Потом его поразило то, что он совсем не чувствует правой ногой свою левую ногу, как ни старается к ней прикоснуться. Но вскоре он случайно нащупал ее рукою. Она всплыла вся изуродованная, переломанная и болталась почти на поверхности, вслед за движением тела, колеблемого волнами. И в ту секунду он услышал торопливое пыхтение подходящего катера. Это был миг яркого сознания и глубокой радости. Вслед за ним наступил упадок и сонное оцепенение.

Прокофьев почти не сознавал, что с ним было дальше: как его вытаскивали из воды в катер, как довезли до берега, как делали первую перевязку и как везли восемьдесят верст до Аренсбурга в автомобиле, доверху набитом сеном.

Смутно он помнил, что где-то какой-то врач, при свете лампы, обстригал ему ножницами обнаженные, торчавшие наружу из разорванного мяса косточки отрезанных на ноге пальцев и спрашивал: «Не больно ли?» А он отвечал, стиснув зубы: «Нет, не больно, но кончайте, кончайте скорее…»

Из Аренсбурга его отправили на пароходе в Ревель, а оттуда дали знать по телеграфу отцу, в Петербург.

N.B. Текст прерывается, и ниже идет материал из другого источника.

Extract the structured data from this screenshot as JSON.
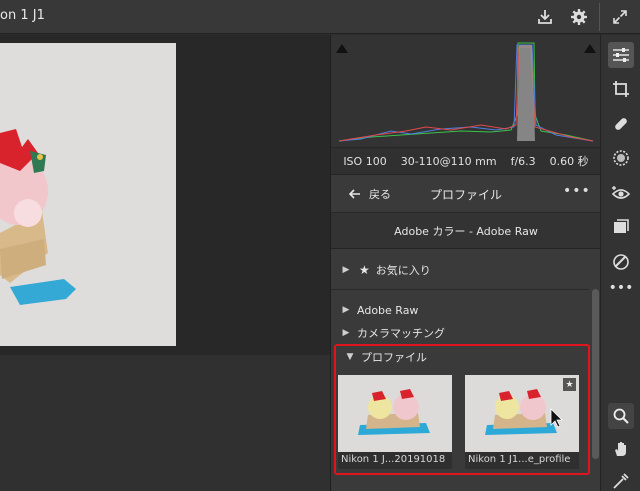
{
  "window": {
    "title": "on 1 J1"
  },
  "toolbar": {
    "export_icon": "save-icon",
    "settings_icon": "gear-icon",
    "expand_icon": "expand-icon"
  },
  "camera_info": {
    "iso": "ISO 100",
    "lens": "30-110@110 mm",
    "aperture": "f/6.3",
    "shutter": "0.60 秒"
  },
  "profile_panel": {
    "back_label": "戻る",
    "title": "プロファイル",
    "more_label": "•••",
    "current_profile": "Adobe カラー - Adobe Raw",
    "groups": [
      {
        "label": "お気に入り",
        "star": "★"
      },
      {
        "label": "Adobe Raw"
      },
      {
        "label": "カメラマッチング"
      },
      {
        "label": "プロファイル"
      }
    ],
    "profiles": [
      {
        "caption": "Nikon 1 J...20191018"
      },
      {
        "caption": "Nikon 1 J1...e_profile",
        "favorite_badge": "★"
      }
    ]
  },
  "colors": {
    "highlight": "#e0141e",
    "panel_bg": "#3a3a3a"
  }
}
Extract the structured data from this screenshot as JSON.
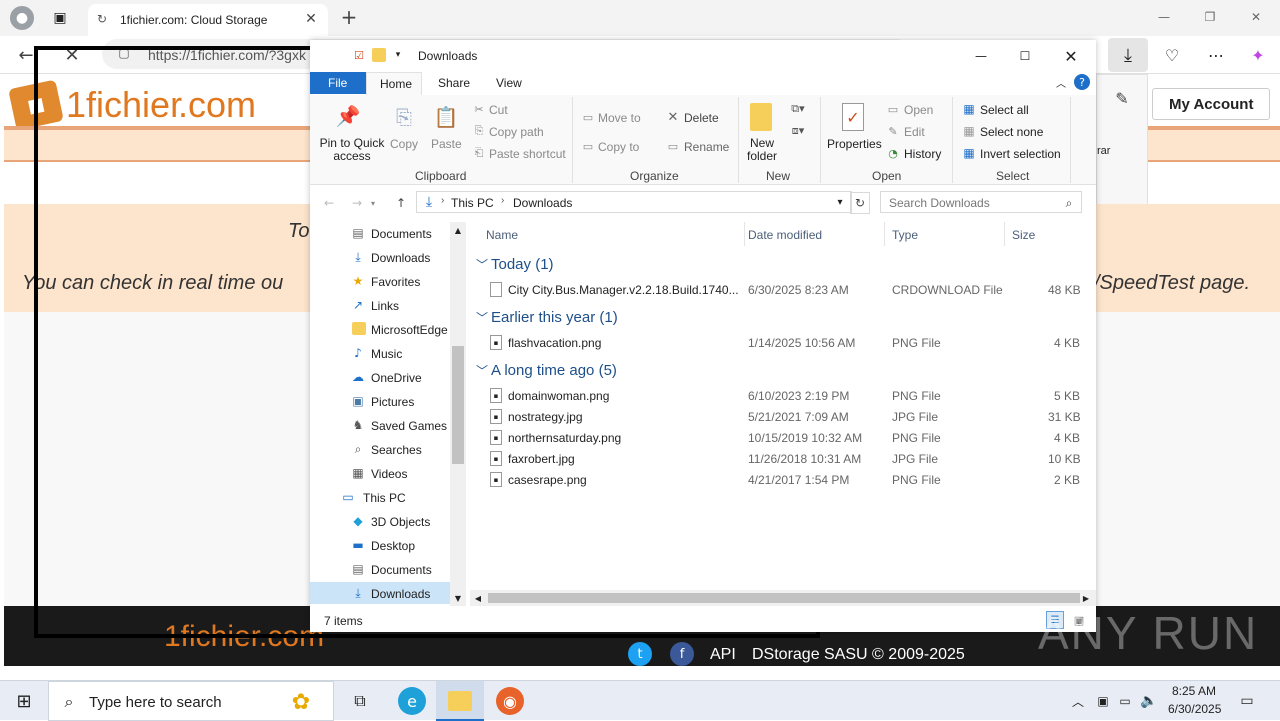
{
  "browser": {
    "tab_title": "1fichier.com: Cloud Storage",
    "url": "https://1fichier.com/?3gxk",
    "account_button": "My Account",
    "partial_text": "rar"
  },
  "site": {
    "logo_text_1": "1fichier",
    "logo_text_2": ".com",
    "info_line1": "To",
    "info_line2_left": "You can check in real time ou",
    "info_line2_right": "/SpeedTest page.",
    "footer_api": "API",
    "footer_copyright": "DStorage SASU © 2009-2025",
    "footer_logo": "1fichier.com"
  },
  "explorer": {
    "qat_title": "Downloads",
    "menu": {
      "file": "File",
      "home": "Home",
      "share": "Share",
      "view": "View"
    },
    "ribbon": {
      "pin": "Pin to Quick access",
      "copy": "Copy",
      "paste": "Paste",
      "cut": "Cut",
      "copy_path": "Copy path",
      "paste_shortcut": "Paste shortcut",
      "group_clipboard": "Clipboard",
      "move_to": "Move to",
      "copy_to": "Copy to",
      "delete": "Delete",
      "rename": "Rename",
      "group_organize": "Organize",
      "new_folder": "New folder",
      "group_new": "New",
      "properties": "Properties",
      "open": "Open",
      "edit": "Edit",
      "history": "History",
      "group_open": "Open",
      "select_all": "Select all",
      "select_none": "Select none",
      "invert_selection": "Invert selection",
      "group_select": "Select"
    },
    "breadcrumb": {
      "this_pc": "This PC",
      "downloads": "Downloads"
    },
    "search_placeholder": "Search Downloads",
    "nav": [
      "Documents",
      "Downloads",
      "Favorites",
      "Links",
      "MicrosoftEdge",
      "Music",
      "OneDrive",
      "Pictures",
      "Saved Games",
      "Searches",
      "Videos",
      "This PC",
      "3D Objects",
      "Desktop",
      "Documents",
      "Downloads"
    ],
    "columns": {
      "name": "Name",
      "date": "Date modified",
      "type": "Type",
      "size": "Size"
    },
    "groups": [
      {
        "label": "Today (1)",
        "files": [
          {
            "name": "City City.Bus.Manager.v2.2.18.Build.1740...",
            "date": "6/30/2025 8:23 AM",
            "type": "CRDOWNLOAD File",
            "size": "48 KB"
          }
        ]
      },
      {
        "label": "Earlier this year (1)",
        "files": [
          {
            "name": "flashvacation.png",
            "date": "1/14/2025 10:56 AM",
            "type": "PNG File",
            "size": "4 KB"
          }
        ]
      },
      {
        "label": "A long time ago (5)",
        "files": [
          {
            "name": "domainwoman.png",
            "date": "6/10/2023 2:19 PM",
            "type": "PNG File",
            "size": "5 KB"
          },
          {
            "name": "nostrategy.jpg",
            "date": "5/21/2021 7:09 AM",
            "type": "JPG File",
            "size": "31 KB"
          },
          {
            "name": "northernsaturday.png",
            "date": "10/15/2019 10:32 AM",
            "type": "PNG File",
            "size": "4 KB"
          },
          {
            "name": "faxrobert.jpg",
            "date": "11/26/2018 10:31 AM",
            "type": "JPG File",
            "size": "10 KB"
          },
          {
            "name": "casesrape.png",
            "date": "4/21/2017 1:54 PM",
            "type": "PNG File",
            "size": "2 KB"
          }
        ]
      }
    ],
    "status": "7 items"
  },
  "taskbar": {
    "search_placeholder": "Type here to search",
    "time": "8:25 AM",
    "date": "6/30/2025"
  },
  "watermark": "ANY RUN"
}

— Папа сидел на диване, а мама сидела тут же рядом, — рассказывает Ника. — Вдруг принесли телеграмму. Папа распечатал, прочитал и схватился за затылок. Протянул ее маме: «Вот, прочти. Нога сломана в двух местах. Оторвана ступня… Надо ехать в Ревель».

Они поехали втроем.

Из игрушек Нике позволили взять с собою только одну, самую любимую, с которой ей расстаться было уж никак невозможно: обезьянку, мохнатую, плюшевую, с премилой выразительной мордочкой.

— Может быть, она немного развлечет Сашу, — сказала Ника, укутывая обезьянку одеяльцем.

Мичману Прокофьеву было, пожалуй, не до развлечений. Длинный и неудобный путь, большая потеря крови, мучительные перевязки, бессонница — все это истомило и обессилило его.

— Был он такой худой, худой и бледный, бледный, как мертвец, — тонким жалобным голоском говорит Ника, — а губы были белые-пребелые.

Глядя на него, отец не мог удержать слез. Заплакал и сам мичман, прошептав еле слышно:

— Неужели мне больше не летать?..

Подумать только: он жалел не о своей молодой, полной всяческих прелестей и великих надежд, прекрасной жизни, не о грозившем ему ужасе непоправимого калечества. Нет, точно каменная плита, угнетала его одна лишь мысль о том, что судьба отняла у него невыразимую словами радость смелых взлетов вверх, сквозь облака, в чистую лазурь, к сияющему солнцу, когда победный рокот мотора сливается с гордым биением сердца.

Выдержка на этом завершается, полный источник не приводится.